State’s report cards don’t provide a full picture


   The annual New Jersey School Report Cards are out again — and, as usual, everyone with an agenda to push or an ax to grind has something to say about what the numbers mean.
   And, as usual, they mean whatever the folks who are telling you what they mean want them to mean — or, rather, what they want you to think they mean.
   Take, for example, the interesting statistical trend education officials have observed about the general decline in student performance between elementary and middle school. At the elementary level, students skip school less, as measured by attendance records, and learn more, as measured by standardized tests, than at the middle school level.
   But wait, say middle school teachers. Look at student-teacher ratios. All across the state, they are consistently higher in middle schools than in elementary schools. And everyone knows that lower student-teacher ratios make for more welcome classrooms and a more favorable learning environment.
   But wait, say teachers and administrators in school districts with higher-than-average student-teacher ratios. Look at our test scores. We may not have the optimum number of students per teacher, but our students perform far better on math, language arts and science tests than students in other nearby districts whose student-teacher ratios happen to be lower.
   But wait, say teachers, students and parents in those other nearby districts. Our districts have an entirely different socioeconomic makeup from yours. Your performance is actually worse than that of other comparable districts, while ours is measurably better than the median for our cohort. And you spend a lot more money per pupil compared to your peer districts than we do.
   But wait, say the school finance experts. Don’t compare per-pupil costs in districts with large numbers of disadvantaged students with those in more affluent areas. And don’t necessarily expect to see a direct correlation between per-pupil expenditures and student performance; each district has unique circumstances — socioeconomic, political, geographic, historical – that make this connection a tenuous one.

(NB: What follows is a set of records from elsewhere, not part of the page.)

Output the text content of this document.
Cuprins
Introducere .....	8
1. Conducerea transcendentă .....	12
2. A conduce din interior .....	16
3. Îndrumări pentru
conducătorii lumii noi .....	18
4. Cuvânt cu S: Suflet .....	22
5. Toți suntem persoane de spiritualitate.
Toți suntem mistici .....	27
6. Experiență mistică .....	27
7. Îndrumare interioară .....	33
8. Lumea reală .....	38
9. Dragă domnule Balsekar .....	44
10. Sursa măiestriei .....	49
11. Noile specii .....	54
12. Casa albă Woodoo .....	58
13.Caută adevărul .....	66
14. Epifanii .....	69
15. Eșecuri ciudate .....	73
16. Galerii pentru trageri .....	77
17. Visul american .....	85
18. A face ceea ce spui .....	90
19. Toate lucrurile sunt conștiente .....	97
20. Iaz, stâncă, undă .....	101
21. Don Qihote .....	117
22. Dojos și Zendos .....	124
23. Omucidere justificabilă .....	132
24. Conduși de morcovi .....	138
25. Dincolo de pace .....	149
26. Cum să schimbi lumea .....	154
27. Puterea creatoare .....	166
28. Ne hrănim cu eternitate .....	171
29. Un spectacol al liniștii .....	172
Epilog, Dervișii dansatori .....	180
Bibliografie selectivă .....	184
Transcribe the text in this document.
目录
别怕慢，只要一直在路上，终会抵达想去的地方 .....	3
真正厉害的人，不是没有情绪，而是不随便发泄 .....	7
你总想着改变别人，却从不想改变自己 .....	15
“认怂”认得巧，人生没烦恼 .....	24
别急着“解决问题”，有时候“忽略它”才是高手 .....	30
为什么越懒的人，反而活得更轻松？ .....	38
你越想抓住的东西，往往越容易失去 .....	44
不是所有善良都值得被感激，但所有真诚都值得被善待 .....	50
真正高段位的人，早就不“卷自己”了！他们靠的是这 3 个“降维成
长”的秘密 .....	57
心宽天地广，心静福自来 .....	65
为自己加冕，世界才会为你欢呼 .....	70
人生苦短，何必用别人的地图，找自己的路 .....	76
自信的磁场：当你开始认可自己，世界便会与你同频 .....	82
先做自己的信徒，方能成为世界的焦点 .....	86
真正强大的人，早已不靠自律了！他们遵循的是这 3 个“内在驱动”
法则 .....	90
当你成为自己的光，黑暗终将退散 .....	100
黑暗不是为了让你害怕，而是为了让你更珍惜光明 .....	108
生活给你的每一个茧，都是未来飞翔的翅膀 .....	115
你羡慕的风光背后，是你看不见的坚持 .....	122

   But wait, say the disgruntled taxpayers. If spending more per pupil doesn’t necessarily translate into improved performance, why are we pouring so much money into public education, particularly in urban areas? It’s obvious from the data — test scores, truancy, dropout rates, staff retention, graduation rates and all the rest — that the schools that are spending the most money are doing the worst job of educating their students.
   But wait, say the defenders of the urban districts. The Report Cards don’t tell the whole story. They don’t begin to describe the incredible obstacles city schools have to overcome just to get kids to come to school, let alone keep them there. They don’t measure conditions in their homes, their neighborhoods and out in the streets that build barriers rather than bridges to education.
   But wait, says the confused citizen. If the Report Cards churn out page after page of statistics about student output, but factor in very little of the input that’s responsible for producing a well-rounded education, what good are they?
   That, of course, is the question everyone should be asking.
   And here’s the answer: The New Jersey School Report Cards provide reams of objective data related to a field — public education — that requires subjective assessment. They are nothing more, nothing less than assemblages of marginally useful indicators of school district and student performance at a particular point in time. They are, when all is said and done, snapshots of a subject that can only be captured in a much bigger picture — and that’s a context we would all be well advised to keep in mind as those with narrower vision try to convince us otherwise.